Dalam surat balasan pada 21 April 2010, direksi Peruri menyatakan tidak bisa memenuhi permintaan itu. Menurut Junino, yang ditemui Tempo pada Kamis pekan lalu, permintaan Kementerian BUMN itu melanggar prosedur pelepasan aset perusahaan negara seperti yang diatur Keputusan Menteri Keuangan.
Aturan itu menyatakan direksi BUMN berhak mengusulkan pelepasan aset kepada Menteri Keuangan, ”Hanya jika inisiatif melepas aset berasal dari kami,” kata bekas Deputi Wakil Ketua Komisi Pemberantasan Korupsi ini. Sebaliknya, kalau inisiatif pelepasan aset itu datang dari pemerintah, Kementerian BUMN sebagai pemegang saham yang seharusnya memerintahkan Peruri. ”Kami tidak ingin masuk penjara karena ini,” kata Junino.
Junino mengaku ogah bernasib seperti bekas Direktur Utama PT Industri Sandang Nusantara (Persero) Kuntjoro Hendrartono, yang harus meringkuk di penjara 10 tahun. Kuntjoro divonis melakukan korupsi Rp 70 miliar dalam penjualan dua bidang tanah milik perusahaan seluas 182.900 dan 78.300 meter persegi di Bandung.
Penolakan Peruri membuat pejabat Kementerian BUMN meradang. Lima hari setelah surat Junino diterima, rapat khusus digelar di kantor BUMN. Junino dan jajaran direksi Peruri diminta datang.
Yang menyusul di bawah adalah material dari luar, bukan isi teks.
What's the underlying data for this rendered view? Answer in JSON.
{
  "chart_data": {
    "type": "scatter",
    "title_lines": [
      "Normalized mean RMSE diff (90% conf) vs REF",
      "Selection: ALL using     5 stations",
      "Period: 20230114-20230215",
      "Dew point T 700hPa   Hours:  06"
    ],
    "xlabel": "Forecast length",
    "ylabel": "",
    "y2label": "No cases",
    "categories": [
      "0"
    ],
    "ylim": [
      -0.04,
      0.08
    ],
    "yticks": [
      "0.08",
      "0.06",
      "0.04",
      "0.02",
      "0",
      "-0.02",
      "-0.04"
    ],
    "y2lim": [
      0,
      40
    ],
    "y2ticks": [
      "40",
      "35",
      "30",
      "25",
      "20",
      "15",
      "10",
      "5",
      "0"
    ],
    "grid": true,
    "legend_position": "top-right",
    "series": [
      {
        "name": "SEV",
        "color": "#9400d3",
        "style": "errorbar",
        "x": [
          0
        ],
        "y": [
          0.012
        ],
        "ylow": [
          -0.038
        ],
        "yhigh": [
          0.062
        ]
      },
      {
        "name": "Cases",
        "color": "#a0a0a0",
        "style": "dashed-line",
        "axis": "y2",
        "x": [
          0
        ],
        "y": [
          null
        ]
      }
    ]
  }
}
Sumber Tempo di Kementerian BUMN mengatakan, dalam rapat dua jam itu Said Didu mendesak Peruri meluluskan permintaan tersebut.
Said Didu, kata sumber itu, berkilah bahwa usul pelepasan aset dari Menteri BUMN akan menjadi preseden buruk. ”Bisa-bisa setiap Menteri BUMN semaunya meminta pelepasan aset milik perusahaan negara,” katanya. Namun Junino berkukuh menolak memenuhi permintaan tersebut. ”Kami tidak ingin melanggar aturan,” katanya. ”Kalau ingin aset tanah itu dilepas, silakan buat surat instruksi.”
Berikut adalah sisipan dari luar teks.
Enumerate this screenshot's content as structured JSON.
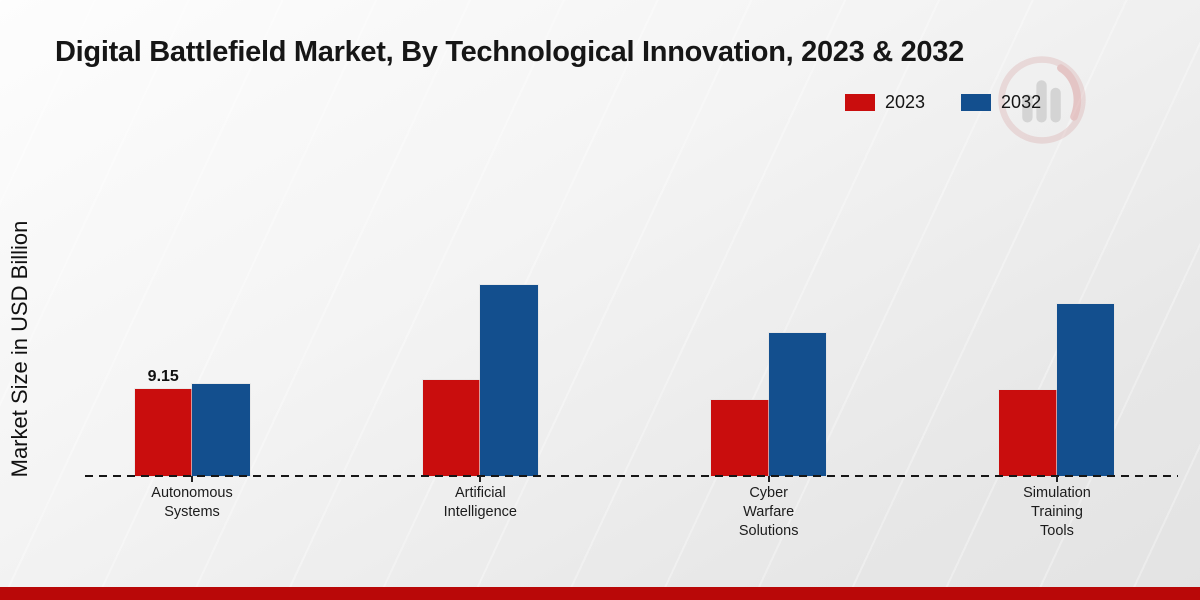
{
  "chart_data": {
    "type": "bar",
    "title": "Digital Battlefield Market, By Technological Innovation, 2023 & 2032",
    "ylabel": "Market Size in USD Billion",
    "xlabel": "",
    "categories": [
      "Autonomous Systems",
      "Artificial Intelligence",
      "Cyber Warfare Solutions",
      "Simulation Training Tools"
    ],
    "category_lines": [
      [
        "Autonomous",
        "Systems"
      ],
      [
        "Artificial",
        "Intelligence"
      ],
      [
        "Cyber",
        "Warfare",
        "Solutions"
      ],
      [
        "Simulation",
        "Training",
        "Tools"
      ]
    ],
    "series": [
      {
        "name": "2023",
        "color": "#c90d0d",
        "values": [
          9.15,
          10.1,
          8.05,
          9.05
        ]
      },
      {
        "name": "2032",
        "color": "#134f8e",
        "values": [
          9.7,
          20.1,
          15.1,
          18.1
        ]
      }
    ],
    "data_labels": [
      {
        "series": "2023",
        "category": "Autonomous Systems",
        "value": "9.15"
      }
    ],
    "ylim": [
      0,
      21
    ],
    "grid": false,
    "baseline_style": "dashed",
    "legend_position": "top-right"
  },
  "footer": {
    "color": "#b90808"
  },
  "watermark": {
    "name": "brand-logo-watermark"
  }
}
Ditemui pada Jumat pekan lalu, Menteri BUMN Mustafa Abubakar mengaku belum mengetahui perkembangan kasus tersebut. ”Yang mengurus masalah ini Pak Said Didu,” katanya. Mustafa juga menolak menjawab alasan Kementerian BUMN memaksa Peruri mengusulkan rencana pelepasan aset tanah. ”Tanya ke Pak Said. Dia yang bikin suratnya.”
Anehnya, Said Didu menyangkal terjadi kisruh antara dirinya dan Junino. Menurut dia, sudah ada kesepakatan antara direksi Peruri dan Sekretariat Negara. ”Tinggal negosiasi harganya saja,” katanya. Menurut Said, kesediaan Peruri dibuktikan dengan surat persetujuan yang dikirimkan perusahaan pencetak uang itu ke Kementerian BUMN. ”Isinya, mereka bersedia melepas tanah itu. Tapi saya lupa kapan surat itu masuk karena sudah agak lama,” ujar Said.
Junino membantah telah terjadi kesepakatan. Malah, menurut dia, rapat direksi dengan Dewan Pengawas Peruri telah memutuskan untuk menolak permintaan pengajuan usul pelepasan tanah yang di atasnya ada empat rumah dinas itu. Permintaan Kementerian BUMN hanya diluluskan jika usul datang dari Peruri. ”Itulah isi surat yang kami kirimkan ke Menteri BUMN pada Mei lalu,” kata Junino.
Jusuf Kalla membenarkan dia menghendaki rumah tua di belakang rumahnya. Luasnya disetarakan dengan jatah Rp 20 miliar. ”Saya tak pernah memohon, itu aturan undang-undang,” kata Kalla lewat telepon seluler dari Yunani.
Kalla meminta rumah itu karena kondisinya kosong. ”Ini punya negara, lalu negara yang minta, apa persoalannya,” katanya. Tapi, dari penelusuran Tempo, rumah yang diinginkan Kalla masih dihuni karyawan Peruri.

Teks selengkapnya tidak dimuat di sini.